I. Le roman peut être un moyen d'échapper aux difficultés de la vie réelle

1. Il peut nous projeter dans un ailleurs

2. Il peut idéaliser le réel

II. Le roman peut se confronter à l'intolérable

1. Il peut critiquer ou dénoncer

2. La métaphore

III. Le roman : œuvre d'art pour sublimer l'insupportable

1. L'écriture au service de l'indicible

2. Le roman peut donner la parole aux bourreaux

Le genre romanesque se fonde souvent sur un intéressant paradoxe : il se nourrit essentiellement du réel, mais, par le biais de l'écriture, il tire sa force et sa richesse de la fiction, qui lui autorise toutes les audaces. Ce potentiel illimité d'exploration, mais aussi de contestation du monde réel, Romain Gary affirme qu'il est à l'origine de sa vocation d'écrivain : pour lui, la création littéraire est « une feinte pour tenter d'échapper à l'intolérable ». Ce rôle qu'assigne l'écrivain à la littérature est-il applicable au genre romanesque en particulier ? Peut-on dire que le roman cherche toujours, par la « ruse » de l'écriture, et dans sa capacité à nier le réel, à fuir la réalité dans ce qu'elle a d'insupportable, de critiquable ? Nous montrerons d'abord que certains genres romanesques cherchent, en effet, à contester la réalité en la déformant. Nous verrons ensuite que, cependant, la fiction romanesque peut également, par la « feinte », s'emparer de l'intolérable. Enfin, nous nous demanderons si, dans sa dimension artistique, le roman n'a pas la capacité à dépasser l'intolérable.

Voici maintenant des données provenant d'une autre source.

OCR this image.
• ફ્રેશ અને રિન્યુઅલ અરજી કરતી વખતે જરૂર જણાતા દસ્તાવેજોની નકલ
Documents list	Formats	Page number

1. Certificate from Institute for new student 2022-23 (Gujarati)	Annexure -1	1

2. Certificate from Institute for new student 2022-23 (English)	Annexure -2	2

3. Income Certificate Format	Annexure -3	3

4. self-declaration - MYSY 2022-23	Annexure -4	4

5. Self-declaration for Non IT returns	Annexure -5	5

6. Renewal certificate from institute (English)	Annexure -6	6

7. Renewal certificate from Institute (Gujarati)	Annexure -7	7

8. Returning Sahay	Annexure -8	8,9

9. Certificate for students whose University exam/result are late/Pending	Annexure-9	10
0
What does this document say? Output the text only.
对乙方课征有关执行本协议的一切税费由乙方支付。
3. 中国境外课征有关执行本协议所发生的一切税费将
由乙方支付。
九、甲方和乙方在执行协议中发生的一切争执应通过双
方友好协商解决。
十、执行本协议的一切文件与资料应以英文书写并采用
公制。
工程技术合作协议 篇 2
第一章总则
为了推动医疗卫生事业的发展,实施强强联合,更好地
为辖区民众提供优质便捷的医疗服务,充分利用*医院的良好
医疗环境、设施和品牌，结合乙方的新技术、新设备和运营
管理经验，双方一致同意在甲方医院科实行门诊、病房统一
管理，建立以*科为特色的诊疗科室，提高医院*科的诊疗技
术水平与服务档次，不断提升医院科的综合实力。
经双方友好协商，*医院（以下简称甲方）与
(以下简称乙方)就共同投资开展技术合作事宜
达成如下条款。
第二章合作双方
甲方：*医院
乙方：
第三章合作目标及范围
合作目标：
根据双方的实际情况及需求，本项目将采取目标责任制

I. Le roman peut être un moyen d'échapper aux difficultés de la vie réelle

1. Il peut nous projeter dans un ailleurs

La lecture de romans est souvent, en soi, une forme de voyage, qui nous permet de nous évader de la réalité du monde. Ce motif du voyage structure nombre de récits de fiction. Par le biais de l'écriture, le romancier peut ainsi nous projeter dans un ailleurs géographique et temporel. Le roman d'aventures, à cet égard, illustre bien cette capacité de la fiction à faire perdre au lecteur le contact avec la réalité du monde. Beaucoup d'écrivains reconnaissent d'ailleurs que leur vocation littéraire est née de cette découverte des pouvoirs du roman à nous faire oublier une situation difficile. Dans L'Enfant, roman autobiographique de Jules Vallès, le narrateur raconte comment il oublia qu'on l'avait enfermé, par punition, dans une salle de classe : il était tellement absorbé par la lecture de Robinson Crusoé qu'il n'avait pas vu le temps passer, ni senti sa faim : « Je suis resté penché sur les chapitres sans lever la tête, […] collé aux flancs de Robinson. » Cette capacité de s'évader de soi par la lecture, ou bien encore l'écriture de romans d'aventures, l'écrivain Jean-Paul Sartre dit l'avoir éprouvée dans son autobiographie intitulée Les Mots. Lorsque, enfant, il se voyait méprisé par ses pairs qui refusaient de jouer avec lui, il montait dans sa chambre et se vengeait de son humiliation « par le massacre de cent reîtres ». Le même Sartre revendique le caractère structurant de ses lectures d'enfance. Les dénouements toujours heureux des fictions dans lesquelles il s'immergeait, comme Le Dernier des Mohicans, ont forgé « [s]a fantasmagorie la plus intime : l'optimisme ». De fait, les romans dominés par le voyage et l'exotisme présentent des situations souvent inextricables et dangereuses, mais presque toujours résolues par des héros inventifs et audacieux. Dès lors, le lecteur peut se sentir, au moins temporairement, par la magie de l'illusion romanesque, immergé dans un monde où le danger n'est jamais intolérable, en ce qu'il est un moyen d'avancer vers une situation plus acceptable. Le roman d'aventures organise donc le réel pour le rendre plus « tolérable ». Ce réel peut également être idéalisé.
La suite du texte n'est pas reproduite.